Whilst remonstrating with yet another cyclist who was attempting to run me and my daughter over whilst walking through the pedestrian tunnel to Pitville playground, the criminal in question said "Everybody breaks the law". Which led me to an interesting thought... what if people didn't? What if I gave up breaking the law for 40 days?
Could I actually manage to not break a single law for 40 days?
Well, two-and-a-bit weeks in (I started a week late), I'm doing reasonably well. It's remarkably easy to go about your life not breaking the law at all. I've actually been amazed at how easy it is.

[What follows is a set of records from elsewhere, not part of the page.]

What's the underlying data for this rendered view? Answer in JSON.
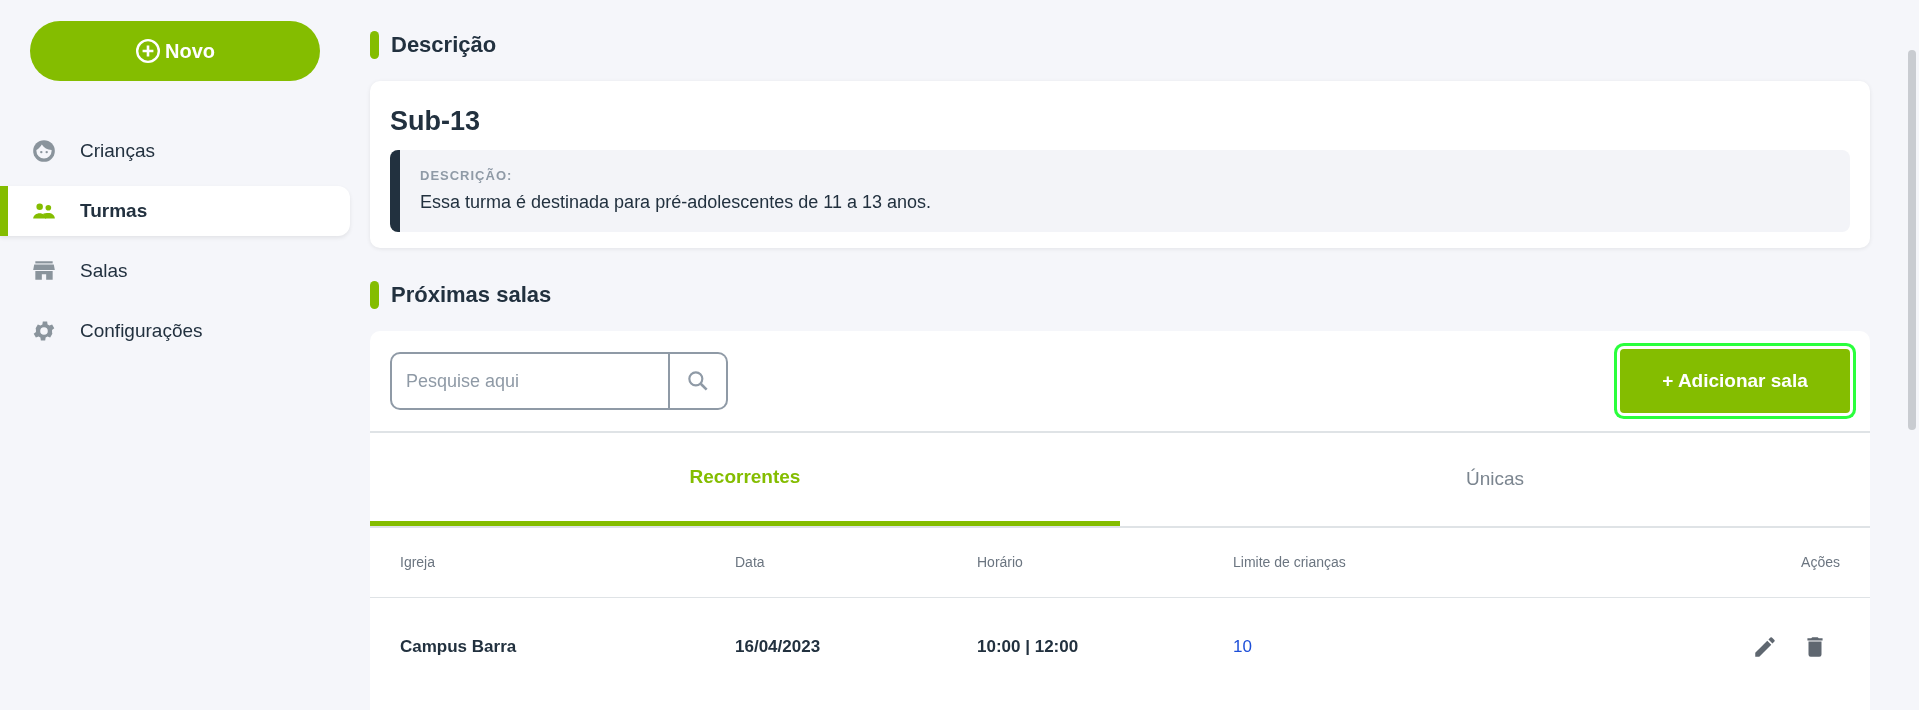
{
  "sidebar": {
    "new_button": "Novo",
    "items": [
      {
        "label": "Crianças",
        "kind": "children",
        "selected": false
      },
      {
        "label": "Turmas",
        "kind": "classes",
        "selected": true
      },
      {
        "label": "Salas",
        "kind": "rooms",
        "selected": false
      },
      {
        "label": "Configurações",
        "kind": "settings",
        "selected": false
      }
    ]
  },
  "description_section": {
    "heading": "Descrição",
    "title": "Sub-13",
    "label": "DESCRIÇÃO:",
    "text": "Essa turma é destinada para pré-adolescentes de 11 a 13 anos."
  },
  "rooms_section": {
    "heading": "Próximas salas",
    "search": {
      "placeholder": "Pesquise aqui"
    },
    "add_button": {
      "label": "+ Adicionar sala",
      "focused": true
    },
    "tabs": [
      {
        "label": "Recorrentes",
        "selected": true
      },
      {
        "label": "Únicas",
        "selected": false
      }
    ],
    "table": {
      "columns": [
        "Igreja",
        "Data",
        "Horário",
        "Limite de crianças",
        "Ações"
      ],
      "rows": [
        {
          "church": "Campus Barra",
          "date": "16/04/2023",
          "time": "10:00 | 12:00",
          "limit": "10"
        }
      ]
    }
  }
}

One thing that has made not breaking the law much easier, is free software. In particular, the OpenOffice suite of Microsoft Office compatible wordprocessor, spreadsheet, presentation tool and such meant I could abandon my pirate copy of Microsoft Office 2000. I certainly couldn't justify spending two hundred odd quid buying an MS Office licence. As it turned out, I did actually own an original licence for it... but not the one I had actually installed.

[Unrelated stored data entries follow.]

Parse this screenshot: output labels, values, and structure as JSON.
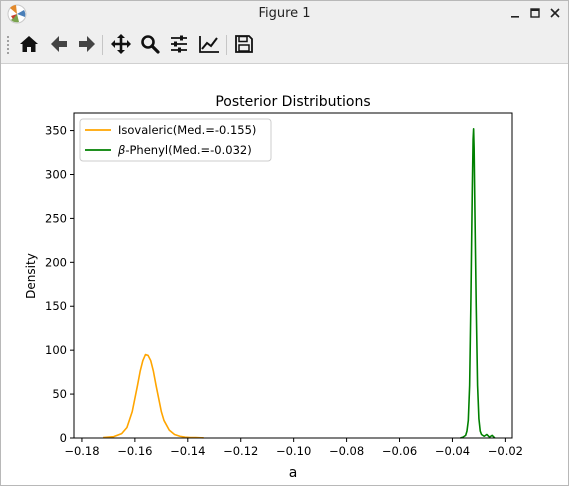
{
  "window": {
    "title": "Figure 1",
    "controls": {
      "minimize": "minimize-icon",
      "maximize": "maximize-icon",
      "close": "close-icon"
    }
  },
  "toolbar": {
    "buttons": [
      {
        "name": "home",
        "icon": "home-icon"
      },
      {
        "name": "back",
        "icon": "arrow-left-icon"
      },
      {
        "name": "forward",
        "icon": "arrow-right-icon"
      },
      {
        "name": "pan",
        "icon": "move-icon"
      },
      {
        "name": "zoom",
        "icon": "magnifier-icon"
      },
      {
        "name": "configure-subplots",
        "icon": "sliders-icon"
      },
      {
        "name": "edit-axis",
        "icon": "line-chart-icon"
      },
      {
        "name": "save",
        "icon": "floppy-disk-icon"
      }
    ]
  },
  "chart_data": {
    "type": "line",
    "title": "Posterior Distributions",
    "xlabel": "a",
    "ylabel": "Density",
    "xlim": [
      -0.183,
      -0.0175
    ],
    "ylim": [
      0,
      370
    ],
    "xticks": [
      -0.18,
      -0.16,
      -0.14,
      -0.12,
      -0.1,
      -0.08,
      -0.06,
      -0.04,
      -0.02
    ],
    "xtick_labels": [
      "−0.18",
      "−0.16",
      "−0.14",
      "−0.12",
      "−0.10",
      "−0.08",
      "−0.06",
      "−0.04",
      "−0.02"
    ],
    "yticks": [
      0,
      50,
      100,
      150,
      200,
      250,
      300,
      350
    ],
    "ytick_labels": [
      "0",
      "50",
      "100",
      "150",
      "200",
      "250",
      "300",
      "350"
    ],
    "grid": false,
    "legend_position": "upper-left",
    "series": [
      {
        "name": "Isovaleric(Med.=-0.155)",
        "color": "#ffa500",
        "x": [
          -0.172,
          -0.168,
          -0.165,
          -0.163,
          -0.161,
          -0.159,
          -0.158,
          -0.157,
          -0.156,
          -0.155,
          -0.154,
          -0.153,
          -0.152,
          -0.151,
          -0.15,
          -0.149,
          -0.147,
          -0.145,
          -0.143,
          -0.141,
          -0.139,
          -0.137,
          -0.135,
          -0.134
        ],
        "values": [
          0.5,
          1.5,
          5,
          12,
          30,
          60,
          76,
          88,
          95,
          94,
          88,
          76,
          60,
          45,
          30,
          20,
          9,
          4,
          2,
          1,
          0.5,
          0.5,
          0.3,
          0.2
        ]
      },
      {
        "name": "β-Phenyl(Med.=-0.032)",
        "legend_math_prefix": "β",
        "legend_suffix": "-Phenyl(Med.=-0.032)",
        "color": "#008000",
        "x": [
          -0.037,
          -0.036,
          -0.035,
          -0.0345,
          -0.034,
          -0.0335,
          -0.033,
          -0.0325,
          -0.0322,
          -0.032,
          -0.0318,
          -0.0315,
          -0.031,
          -0.0305,
          -0.03,
          -0.0295,
          -0.029,
          -0.028,
          -0.027,
          -0.026,
          -0.025,
          -0.024
        ],
        "values": [
          0,
          1,
          3,
          8,
          20,
          60,
          160,
          280,
          340,
          352,
          330,
          260,
          150,
          60,
          22,
          8,
          4,
          2,
          4,
          1,
          3,
          0
        ]
      }
    ]
  }
}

The other main change has been audio. I have a lot of dubiously-sourced MP3 files, including a large library of Doctor Who audio plays. I like to listen to these in bed. Instead, I have switched to only those plays which I have recorded myself off the radio for my own personal use (legal). That's a much smaller library, and I have pretty much worked my way through it, and may instead revert to my library of Goon Show recordings, which being more than 50 years old are now public domain. If Big Finish drop their prices a bit more, or do weekly episodic subscriptions instead of monthly, I might pay for the new non-radio ones.
Other than those two things, obeying the letter of the law has been surprisingly simple. Driving at or below the speed limit didn't seem to make much difference to my arrival times, nor did it seem to make the journey much longer nor more irritating. It became apparent that the main timesink for car journies was traffic jams, not the free-flowing high-speed bits in between.
Watching only TV that I'd recorded using Sky Plus or that I owned on DVD, instead of torrents of episodes ripped from US broadcasts, has been fine. I don't hack subscription telly smartcards anymore like I used to, I pay a subscription and have a TV licence, so that's fine.
One point where I've been unclear on the law is format-shifting. For example, I own a lot of pretty specialised industrial music CDs that I've bought over the last twenty years. It used to be illegal to convert CDs to MP3s in the UK even if you owned the CDs yourself and never gave the MP3s to anyone else. This has always been legal in the USA. In early 2008, a lot of stories indicated that format-shifting was to be imminently legalised in the UK but I haven't heard much about it since. If it's still illegal, then I've failed there. I don't like using original CDs in the car, as they get scratched and become unplayable, and I'd rather go without music at all than have to cart around an enormous personal CD player. I probably could get by with an old-style cassette walkman (I still own a decent autoreverse one) and my meagre but sufficient collection of original tapes.
Other instances of law-breaking have been so few that I can actually remember each instance:
And that's it. It's been so little trouble that I'm going to try to continue the exercise indefinitely, and would recommend it to everyone.